1.振り返って考えてみると、彼らは結託して私をだまそうとしたのかもしれません。
2.今回の事件について、警察は、日本の暴力団と海外の犯罪組織が結託していたとみています。
3.覇権主義国家が結託するなかで、民主主義国家は協力して自由を守っていかなければなりません。
4.ホストと闇金が結託して、女性を海外に売り飛ばす人身売買が問題になっています。
5.クラスの女子数名が結託してイジメをしているので、担任の先生に相談しました。

この言葉がよく使われる場面としては、互いに心を通じて助け合うこと、ぐるになってよからぬことをすることを表現したい時などが挙げられます。
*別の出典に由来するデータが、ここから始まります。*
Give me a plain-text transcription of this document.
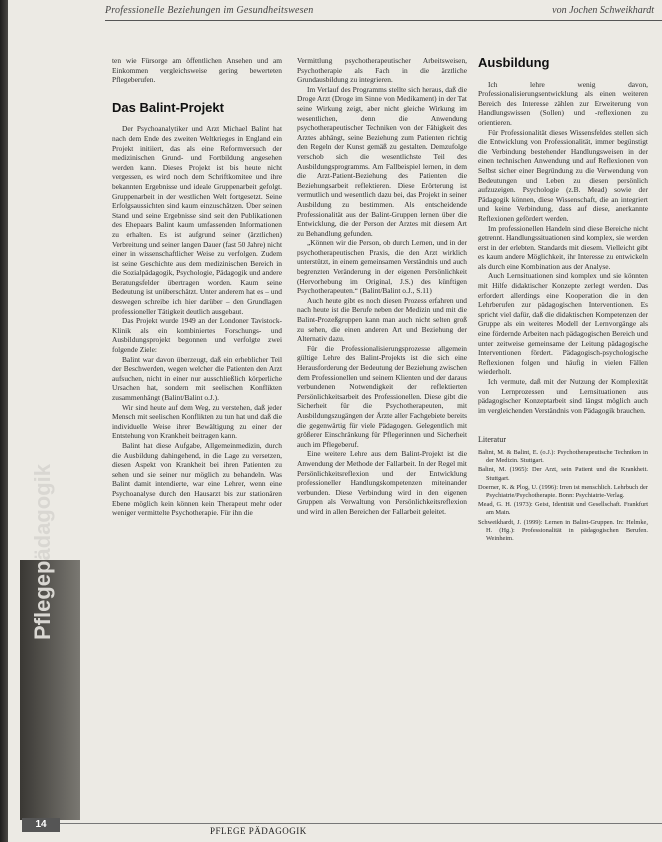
Professionelle Beziehungen im Gesundheitswesen	von Jochen Schweikhardt

ten wie Fürsorge am öffentlichen Ansehen und am Einkommen vergleichsweise gering bewerteten Pflegeberufen.

Das Balint-Projekt

Der Psychoanalytiker und Arzt Michael Balint hat nach dem Ende des zweiten Weltkrieges in England ein Projekt initiiert, das als eine Reformversuch der medizinischen Grund- und Fortbildung angesehen werden kann. Dieses Projekt ist bis heute nicht vergessen, es wird noch dem Schriftkomitee und ihre bekannten Ergebnisse und ideale Gruppenarbeit gefolgt. Gruppenarbeit in der westlichen Welt fortgesetzt. Seine Erfolgsaussichten sind kaum einzuschätzen. Über seinen Stand und seine Ergebnisse sind seit den Publikationen des Ehepaars Balint kaum umfassenden Informationen zu erhalten. Es ist aufgrund seiner (ärztlichen) Verbreitung und seiner langen Dauer (fast 50 Jahre) nicht einer in wissenschaftlicher Weise zu verfolgen. Zudem ist seine Geschichte aus dem medizinischen Bereich in die Sozialpädagogik, Psychologie, Pädagogik und andere Beratungsfelder übertragen worden. Kaum seine Bedeutung ist unüberschätzt. Unter anderem hat es – und deswegen schreibe ich hier darüber – den Grundlagen professioneller Tätigkeit deutlich ausgebaut.

Das Projekt wurde 1949 an der Londoner Tavistock-Klinik als ein kombiniertes Forschungs- und Ausbildungsprojekt begonnen und verfolgte zwei folgende Ziele:

Balint war davon überzeugt, daß ein erheblicher Teil der Beschwerden, wegen welcher die Patienten den Arzt aufsuchen, nicht in einer nur ausschließlich körperliche Ursachen hat, sondern mit seelischen Konflikten zusammenhängt (Balint/Balint o.J.).

Wir sind heute auf dem Weg, zu verstehen, daß jeder Mensch mit seelischen Konflikten zu tun hat und daß die individuelle Weise ihrer Bewältigung zu einer der Entstehung von Krankheit beitragen kann.

Balint hat diese Aufgabe, Allgemeinmedizin, durch die Ausbildung dahingehend, in die Lage zu versetzen, diesen Aspekt von Krankheit bei ihren Patienten zu sehen und sie seiner nur möglich zu behandeln. Was Balint damit intendierte, war eine Lehrer, wenn eine Psychoanalyse durch den Hausarzt bis zur stationären Ebene möglich kein können kein Therapeut mehr oder weniger vermittelte Psychotherapie. Für ihn die

Vermittlung psychotherapeutischer Arbeitsweisen, Psychotherapie als Fach in die ärztliche Grundausbildung zu integrieren.

Im Verlauf des Programms stellte sich heraus, daß die Droge Arzt (Droge im Sinne von Medikament) in der Tat seine Wirkung zeigt, aber nicht gleiche Wirkung im wesentlichen, denn die Anwendung psychotherapeutischer Techniken von der Fähigkeit des Arztes abhängt, seine Beziehung zum Patienten richtig den Regeln der Kunst gemäß zu gestalten. Demzufolge verschob sich die wesentlichste Teil des Ausbildungsprogramms. Am Fallbeispiel lernen, in dem die Arzt-Patient-Beziehung des Patienten die Beziehungsarbeit reflektieren. Diese Erörterung ist vermutlich und wesentlich dazu bei, das Projekt in seiner Ausbildung zu bestimmen. Als entscheidende Professionalität aus der Balint-Gruppen lernen über die Entwicklung, die der Person der Arztes mit diesem Art zu Behandlung gefunden.

„Können wir die Person, ob durch Lernen, und in der psychotherapeutischen Praxis, die den Arzt wirklich unterstützt, in einem gemeinsamen Verständnis und auch begrenzten Veränderung in der eigenen Persönlichkeit (Hervorhebung im Original, J.S.) des künftigen Psychotherapeuten.“ (Balint/Balint o.J., S.11)

Auch heute gibt es noch diesen Prozess erfahren und nach heute ist die Berufe neben der Medizin und mit die Balint-Prozeßgruppen kann man auch nicht selten groß zu sehen, die einen anderen Art und Beziehung der Alternativ dazu.

Für die Professionalisierungsprozesse allgemein gültige Lehre des Balint-Projekts ist die sich eine Herausforderung der Bedeutung der Beziehung zwischen dem Professionellen und seinem Klienten und der daraus verbundenen Notwendigkeit der reflektierten Persönlichkeitsarbeit des Professionellen. Diese gibt die Sicherheit für die Psychotherapeuten, mit Ausbildungszugängen der Ärzte aller Fachgebiete bereits die gegenwärtig für viele Pädagogen. Gelegentlich mit größerer Einschränkung für Pflegerinnen und Sicherheit auch im Pflegeberuf.

Eine weitere Lehre aus dem Balint-Projekt ist die Anwendung der Methode der Fallarbeit. In der Regel mit Persönlichkeitsreflexion und der Entwicklung professioneller Handlungskompetenzen miteinander verbunden. Diese Verbindung wird in den eigenen Gruppen als Verwaltung von Persönlichkeitsreflexion und wird in allen Bereichen der Fallarbeit geleitet.

Ausbildung

Ich lehre wenig davon, Professionalisierungsentwicklung als einen weiteren Bereich des Interesse zählen zur Erweiterung von Handlungswissen (Sollen) und -reflexionen zu orientieren.

Für Professionalität dieses Wissensfeldes stellen sich die Entwicklung von Professionalität, immer begünstigt die Verbindung bestehender Handlungsweisen in der einen technischen Anwendung und auf Reflexionen von Selbst sicher einer Begründung zu die Verwendung von Bedeutungen und Leben zu diesen persönlich aufzuzeigen. Psychologie (z.B. Mead) sowie der Pädagogik können, diese Wissenschaft, die an integriert und keine Verbindung, dass auf diese, anerkannte Reflexionen gefördert werden.

Im professionellen Handeln sind diese Bereiche nicht getrennt. Handlungssituationen sind komplex, sie werden erst in der erlebten. Standards mit diesem. Vielleicht gibt es kaum andere Möglichkeit, ihr Interesse zu entwickeln als durch eine Kombination aus der Analyse.

Auch Lernsituationen sind komplex und sie könnten mit Hilfe didaktischer Konzepte zerlegt werden. Das erfordert allerdings eine Kooperation die in den Lehrberufen zur pädagogischen Interventionen. Es spricht viel dafür, daß die didaktischen Kompetenzen der Gruppe als ein weiteres Modell der Lernvorgänge als eine fördernde Arbeiten nach pädagogischen Bereich und unter zeitweise gemeinsame der Leitung pädagogische Interventionen fördert. Pädagogisch-psychologische Reflexionen folgen und häufig in vielen Fällen wiederholt.

Ich vermute, daß mit der Nutzung der Komplexität von Lernprozessen und Lernsituationen aus pädagogischer Konzeptarbeit sind längst möglich auch im vergleichenden Verständnis von Pädagogik brauchen.

Literatur
Balint, M. & Balint, E. (o.J.): Psychotherapeutische Techniken in der Medizin. Stuttgart.
Balint, M. (1965): Der Arzt, sein Patient und die Krankheit. Stuttgart.
Doerner, K. & Plog, U. (1996): Irren ist menschlich. Lehrbuch der Psychiatrie/Psychotherapie. Bonn: Psychiatrie-Verlag.
Mead, G. H. (1973): Geist, Identität und Gesellschaft. Frankfurt am Main.
Schweikhardt, J. (1999): Lernen in Balint-Gruppen. In: Helmke, H. (Hg.): Professionalität in pädagogischen Berufen. Weinheim.
Pflegepädagogik
14
PFLEGE PÄDAGOGIK
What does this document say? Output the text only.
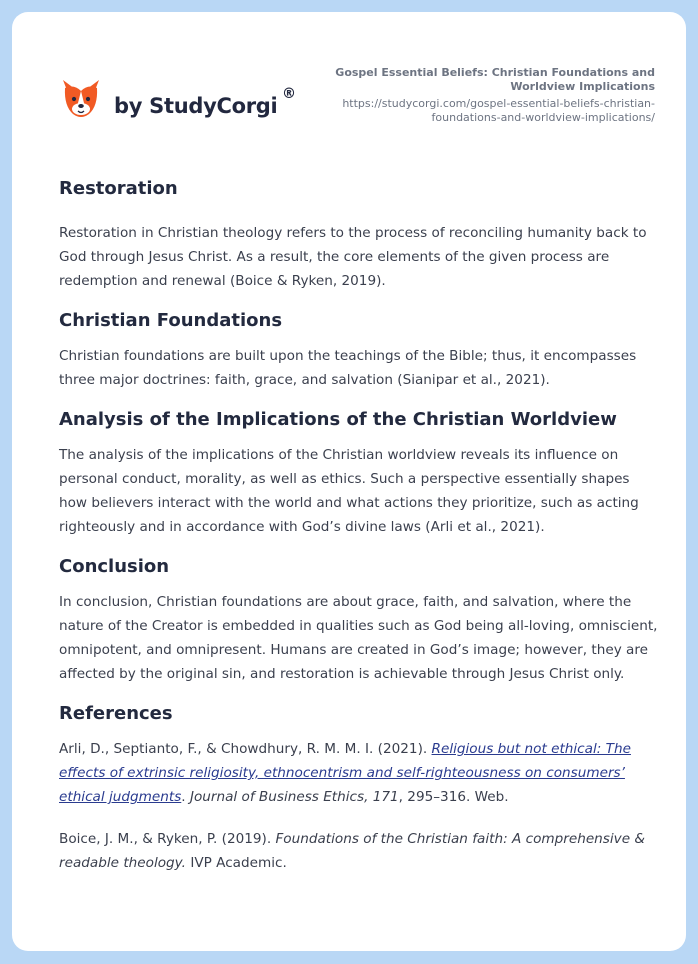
by StudyCorgi ®
Gospel Essential Beliefs: Christian Foundations and Worldview Implications
https://studycorgi.com/gospel-essential-beliefs-christian-foundations-and-worldview-implications/
Restoration

Restoration in Christian theology refers to the process of reconciling humanity back to God through Jesus Christ. As a result, the core elements of the given process are redemption and renewal (Boice & Ryken, 2019).

Christian Foundations

Christian foundations are built upon the teachings of the Bible; thus, it encompasses three major doctrines: faith, grace, and salvation (Sianipar et al., 2021).

Analysis of the Implications of the Christian Worldview

The analysis of the implications of the Christian worldview reveals its influence on personal conduct, morality, as well as ethics. Such a perspective essentially shapes how believers interact with the world and what actions they prioritize, such as acting righteously and in accordance with God’s divine laws (Arli et al., 2021).

Conclusion

In conclusion, Christian foundations are about grace, faith, and salvation, where the nature of the Creator is embedded in qualities such as God being all-loving, omniscient, omnipotent, and omnipresent. Humans are created in God’s image; however, they are affected by the original sin, and restoration is achievable through Jesus Christ only.

References

Arli, D., Septianto, F., & Chowdhury, R. M. M. I. (2021). Religious but not ethical: The effects of extrinsic religiosity, ethnocentrism and self-righteousness on consumers’ ethical judgments. Journal of Business Ethics, 171, 295–316. Web.

Boice, J. M., & Ryken, P. (2019). Foundations of the Christian faith: A comprehensive & readable theology. IVP Academic.
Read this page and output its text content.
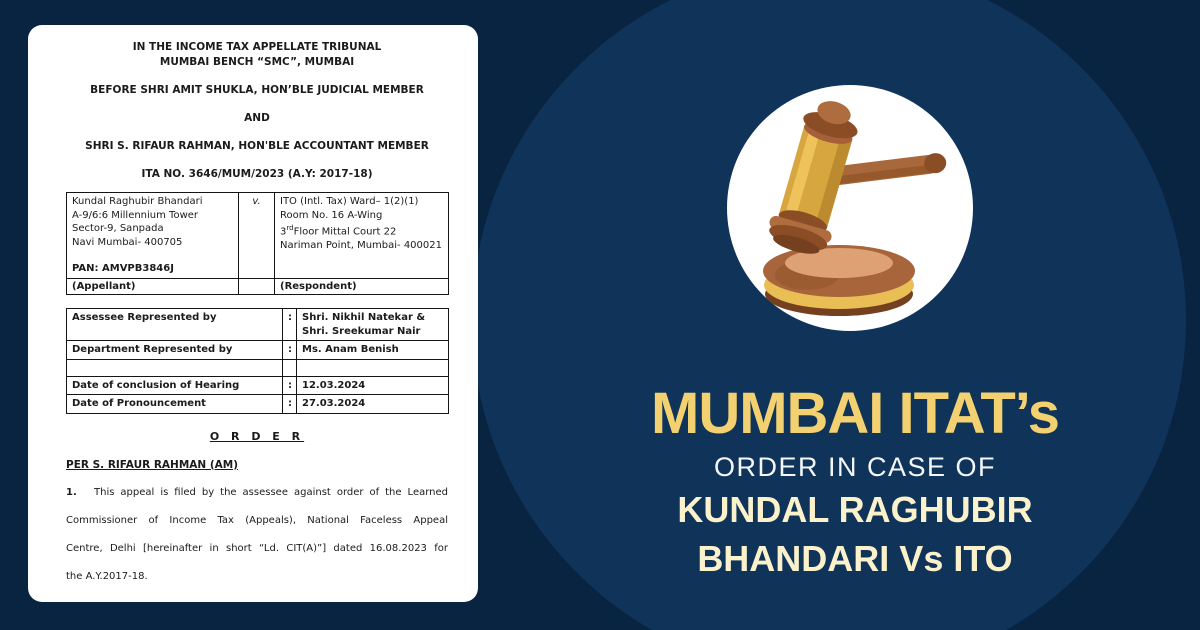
IN THE INCOME TAX APPELLATE TRIBUNAL
MUMBAI BENCH “SMC”, MUMBAI
BEFORE SHRI AMIT SHUKLA, HON’BLE JUDICIAL MEMBER
AND
SHRI S. RIFAUR RAHMAN, HON'BLE ACCOUNTANT MEMBER
ITA NO. 3646/MUM/2023 (A.Y: 2017-18)
Kundal Raghubir Bhandari
A-9/6:6 Millennium Tower
Sector-9, Sanpada
Navi Mumbai- 400705

PAN: AMVPB3846J
	v.	ITO (Intl. Tax) Ward– 1(2)(1)
Room No. 16 A-Wing
3rdFloor Mittal Court 22
Nariman Point, Mumbai- 400021

(Appellant)		(Respondent)
Assessee Represented by	:	Shri. Nikhil Natekar &
Shri. Sreekumar Nair

Department Represented by	:	Ms. Anam Benish

Date of conclusion of Hearing	:	12.03.2024
Date of Pronouncement	:	27.03.2024
O R D E R
PER S. RIFAUR RAHMAN (AM)
1.	This appeal is filed by the assessee against order of the Learned
Commissioner of Income Tax (Appeals), National Faceless Appeal
Centre, Delhi [hereinafter in short “Ld. CIT(A)”] dated 16.08.2023 for
the A.Y.2017-18.
MUMBAI ITAT’s
ORDER IN CASE OF
KUNDAL RAGHUBIR
BHANDARI Vs ITO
上記の例文にあるように、結託という言葉は、利己的な目的や悪事を達成するために協力し合うというネガティブな文脈で使用されます。

結束の例文

1.色々な使い方ができて便利な結束バンドは、百均で買ってストックしています。
2.錆びにくいメッキタイプ結束線を、ネット通販で購入しました。
3.大学で、英語学習者のライティングプロセスと結束性の関係を研究しています。
4.厳しい状況だからこそ、私たちは目標達成のために結束するべきです。
5.社内の結束力を高めるために、社員同士のコミュニケーションを大事にしています。

この言葉がよく使われる場面としては、物を紐や縄などでしばること、志を同じくする者が互いにかたく結合すること、身支度をすることを表現したい時などが挙げられます。

例文2にある「結束線」とは、建築現場などの鉄筋組立てに際して、交差部分を固定するために使用される細くて柔らかい針金を意味します。例文5にある「結束力」とは、一つにまとまり、互いに協力し合う強さを表します。

結託と結束という言葉は、どちらも「結びつくこと」を表します。どちらの言葉を使うか迷った場合、悪事のために結びつくことを表現したい時は「結託」を、前向きな目的のために結びつくことを表現したい時は「結束」を使うようにしましょう。